Lili Farhang, associate director of Human Impact Partners, said she supports efforts to bring HIAs into the spotlight. But she acknowledges that HIAs might seem "faddish" to outsiders. "People just want to know, 'How do you do it?' and 'How do you do it well?' " she says.
The biggest obstacle facing HIAs may be the status quo, although the report notes that federal laws could already accommodate them. The U.S. National Environmental Policy Act (NEPA) requires federal agencies to conduct environmental impact statements on threats or boons to "the quality of the human environment" as well as the natural environment. That requirement has largely fallen by the wayside, says committee member Aaron Wernham, director of the Health Impact Project, a joint venture of the Pew Charitable Trusts and the Robert Wood Johnson Foundation, which helped pay for the study. He says the problem is often that particular mission agencies lack the expertise to explore the health consequences of their actions. "Health needs to be at the table," says Wernham.
Still, some experts have reservations about rolling HIAs into the NEPA process. "People are concerned that health impact assessments not become overly bureaucratic and not be another box that's checked off in a process," says Wernham.

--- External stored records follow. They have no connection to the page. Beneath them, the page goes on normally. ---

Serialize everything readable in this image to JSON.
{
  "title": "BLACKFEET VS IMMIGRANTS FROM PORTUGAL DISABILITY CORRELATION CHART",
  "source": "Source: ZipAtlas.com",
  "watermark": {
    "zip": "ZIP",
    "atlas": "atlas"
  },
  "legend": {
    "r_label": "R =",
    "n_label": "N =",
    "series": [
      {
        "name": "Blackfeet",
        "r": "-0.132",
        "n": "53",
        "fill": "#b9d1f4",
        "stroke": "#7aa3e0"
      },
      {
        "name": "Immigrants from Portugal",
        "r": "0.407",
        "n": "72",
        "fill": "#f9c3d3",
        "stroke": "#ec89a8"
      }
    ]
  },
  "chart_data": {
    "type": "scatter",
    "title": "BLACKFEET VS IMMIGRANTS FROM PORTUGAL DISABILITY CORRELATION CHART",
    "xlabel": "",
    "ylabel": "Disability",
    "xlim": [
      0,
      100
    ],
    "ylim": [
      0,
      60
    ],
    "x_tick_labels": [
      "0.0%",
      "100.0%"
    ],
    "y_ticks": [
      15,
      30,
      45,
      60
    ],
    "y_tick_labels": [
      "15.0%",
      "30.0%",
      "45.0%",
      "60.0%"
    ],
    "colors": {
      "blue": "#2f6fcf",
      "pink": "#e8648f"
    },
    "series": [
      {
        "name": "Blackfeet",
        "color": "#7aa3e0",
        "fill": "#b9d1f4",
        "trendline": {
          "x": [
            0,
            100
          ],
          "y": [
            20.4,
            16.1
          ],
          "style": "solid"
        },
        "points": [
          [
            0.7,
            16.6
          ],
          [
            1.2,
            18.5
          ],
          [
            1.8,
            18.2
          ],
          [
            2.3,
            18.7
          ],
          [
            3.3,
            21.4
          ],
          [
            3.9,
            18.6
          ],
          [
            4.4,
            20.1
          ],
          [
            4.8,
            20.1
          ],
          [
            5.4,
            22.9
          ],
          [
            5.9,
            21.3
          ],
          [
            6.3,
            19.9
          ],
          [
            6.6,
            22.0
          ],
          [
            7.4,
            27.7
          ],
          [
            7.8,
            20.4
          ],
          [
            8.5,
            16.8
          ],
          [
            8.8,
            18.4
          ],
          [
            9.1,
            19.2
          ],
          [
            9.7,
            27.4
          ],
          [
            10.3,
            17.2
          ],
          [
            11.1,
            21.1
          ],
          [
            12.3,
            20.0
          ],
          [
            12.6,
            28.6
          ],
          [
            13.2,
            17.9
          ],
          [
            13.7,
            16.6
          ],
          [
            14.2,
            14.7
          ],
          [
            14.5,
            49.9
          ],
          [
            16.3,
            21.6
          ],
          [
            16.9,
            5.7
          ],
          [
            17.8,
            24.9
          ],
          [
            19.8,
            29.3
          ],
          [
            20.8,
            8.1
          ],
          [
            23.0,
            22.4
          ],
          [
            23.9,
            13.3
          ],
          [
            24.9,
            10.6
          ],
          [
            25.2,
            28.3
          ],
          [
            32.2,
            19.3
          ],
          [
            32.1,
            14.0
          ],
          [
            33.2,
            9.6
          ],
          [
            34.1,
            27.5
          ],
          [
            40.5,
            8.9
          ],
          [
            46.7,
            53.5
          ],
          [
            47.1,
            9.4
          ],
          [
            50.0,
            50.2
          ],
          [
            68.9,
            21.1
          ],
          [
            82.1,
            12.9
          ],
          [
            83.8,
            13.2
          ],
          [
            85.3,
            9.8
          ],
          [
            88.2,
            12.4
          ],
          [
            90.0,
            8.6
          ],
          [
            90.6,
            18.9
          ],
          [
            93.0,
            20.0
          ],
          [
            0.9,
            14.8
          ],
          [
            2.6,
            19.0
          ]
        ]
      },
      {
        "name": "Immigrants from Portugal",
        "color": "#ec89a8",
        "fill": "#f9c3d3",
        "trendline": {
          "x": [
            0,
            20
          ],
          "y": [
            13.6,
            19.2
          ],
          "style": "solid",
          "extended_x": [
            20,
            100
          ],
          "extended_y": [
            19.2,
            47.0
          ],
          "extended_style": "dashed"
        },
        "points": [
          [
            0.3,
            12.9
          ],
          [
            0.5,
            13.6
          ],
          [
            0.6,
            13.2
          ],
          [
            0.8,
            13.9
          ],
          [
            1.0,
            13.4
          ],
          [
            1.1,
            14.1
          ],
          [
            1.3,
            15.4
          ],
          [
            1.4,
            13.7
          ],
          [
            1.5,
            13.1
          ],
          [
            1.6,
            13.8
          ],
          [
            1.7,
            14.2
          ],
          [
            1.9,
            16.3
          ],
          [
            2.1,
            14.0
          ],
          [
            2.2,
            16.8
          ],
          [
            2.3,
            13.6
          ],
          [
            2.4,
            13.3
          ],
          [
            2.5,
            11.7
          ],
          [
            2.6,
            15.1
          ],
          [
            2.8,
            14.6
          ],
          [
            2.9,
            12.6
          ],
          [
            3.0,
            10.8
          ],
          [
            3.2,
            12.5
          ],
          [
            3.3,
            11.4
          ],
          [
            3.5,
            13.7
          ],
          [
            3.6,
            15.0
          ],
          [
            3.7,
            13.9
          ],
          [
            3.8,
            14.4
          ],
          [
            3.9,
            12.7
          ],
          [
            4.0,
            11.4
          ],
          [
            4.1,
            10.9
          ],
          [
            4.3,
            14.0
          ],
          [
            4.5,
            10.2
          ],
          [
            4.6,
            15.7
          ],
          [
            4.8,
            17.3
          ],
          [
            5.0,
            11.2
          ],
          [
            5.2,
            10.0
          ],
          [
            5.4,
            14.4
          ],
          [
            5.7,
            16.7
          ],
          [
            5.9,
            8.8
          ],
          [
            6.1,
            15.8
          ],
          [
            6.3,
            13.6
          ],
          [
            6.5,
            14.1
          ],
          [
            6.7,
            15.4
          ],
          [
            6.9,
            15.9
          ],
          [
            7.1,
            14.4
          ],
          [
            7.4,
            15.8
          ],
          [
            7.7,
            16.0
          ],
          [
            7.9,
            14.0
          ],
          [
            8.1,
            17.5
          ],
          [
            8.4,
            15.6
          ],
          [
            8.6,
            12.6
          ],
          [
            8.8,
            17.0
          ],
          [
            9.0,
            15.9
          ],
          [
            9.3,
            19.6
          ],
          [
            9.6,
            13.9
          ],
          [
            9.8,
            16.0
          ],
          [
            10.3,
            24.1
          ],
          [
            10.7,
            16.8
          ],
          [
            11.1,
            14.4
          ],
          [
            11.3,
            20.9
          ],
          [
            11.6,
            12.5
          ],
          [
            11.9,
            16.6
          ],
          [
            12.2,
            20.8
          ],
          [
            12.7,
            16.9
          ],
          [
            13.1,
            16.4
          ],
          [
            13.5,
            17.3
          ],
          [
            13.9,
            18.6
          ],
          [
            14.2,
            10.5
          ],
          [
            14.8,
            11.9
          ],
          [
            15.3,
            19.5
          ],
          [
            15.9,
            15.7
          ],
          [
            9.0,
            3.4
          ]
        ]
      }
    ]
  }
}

Howard Frumkin, dean of the School of Public Health at the University of Washington, Seattle, sees the NEPA process as a "suitable framework" for some HIAs. In 2007, Wernham and his colleagues did exactly that when they examined the health consequences of leasing lands in Alaska's North Slope to oil and gas developers. This HIA, done in conjunction with other environmental assessments under NEPA, made several proposals relating to factors ranging from monitoring pollution to managing caribou herds for subsistence populations, , many of which were later accepted by the U.S. Bureau of Land Management. "I don't think anybody seriously disagrees with the notion that we should make policies as beneficial for health as possible," Frumkin says.
Economic realities, however, may prevent HIAs from spreading throughout the federal government. An agency like the U.S. Forest Service would probably need to partner with the U.S. Centers for Disease Control and Prevention (CDC), which co-sponsored the NRC report, says Frumkin. But CDC has been "very hard hit," financially, says Frumkin, who previously headed a center within CDC.
CDC is spending some money to train local governments in conducting HIAs, says Federico Feldstein, a spokesperson for the agency. "CDC's role under the NEPA process is currently under review," Feldstein adds. "As part of that process, opportunities for CDC leadership are being explored."